From: David Rientjes
Date: Tue Feb 16 2016 - 19:35:47 EST


On Tue, 16 Feb 2016, Greg Kroah-Hartman wrote:

> On Tue, Feb 16, 2016 at 05:37:05PM +0800, Xishi Qiu wrote:
> > Currently tasksize in lowmem_scan() only calculate rss, and not include swap.
> > But usually smart phones enable zram, so swap space actually use ram.
>
> Yes, but does that matter for this type of calculation? I need an ack
> from the android team before I could ever take such a core change to
> this code...
>

The calculation proposed in this patch is the same as the generic oom
killer, it's an estimate of the amount of memory that will be freed if it
is killed and can exit. This is better than simply get_mm_rss().
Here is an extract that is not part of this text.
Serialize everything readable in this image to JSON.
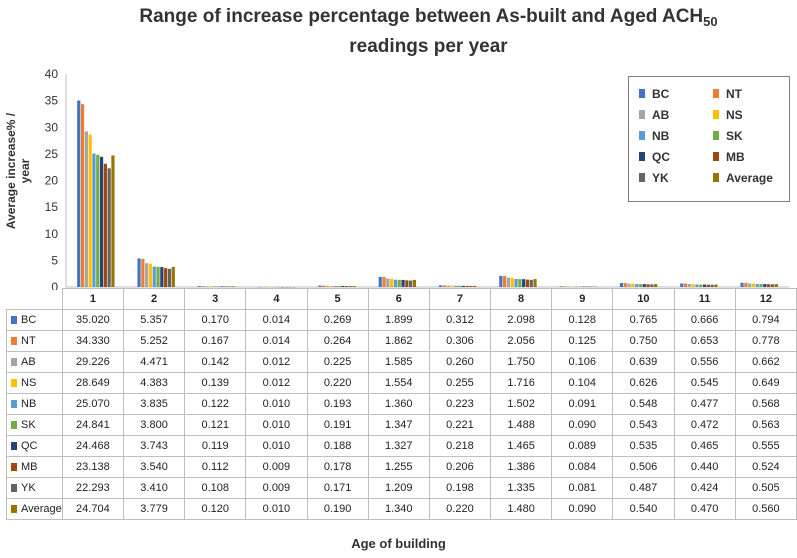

However, I think we seriously need to re-consider the implementation of
the lowmem killer entirely. It currently abuses the use of TIF_MEMDIE,
which should ideally only be set for one thread on the system since it
allows unbounded access to global memory reserves.

It also abuses the user-visible /proc/self/oom_score_adj tunable: this
tunable is used by the generic oom killer to bias or discount a proportion
of memory from a process's usage. This is the only supported semantic of
the tunable. The lowmem killer uses it as a strict prioritization, so any
process with oom_score_adj higher than another process is preferred for
kill, REGARDLESS of memory usage. This leads to priority inversion, the
user is unable to always define the same process to be killed by the
generic oom killer and the lowmem killer. This is what happens when a
tunable with a very clear and defined purpose is used for other reasons.

I'd seriously consider not accepting any additional hacks on top of this
code until the implementation is rewritten.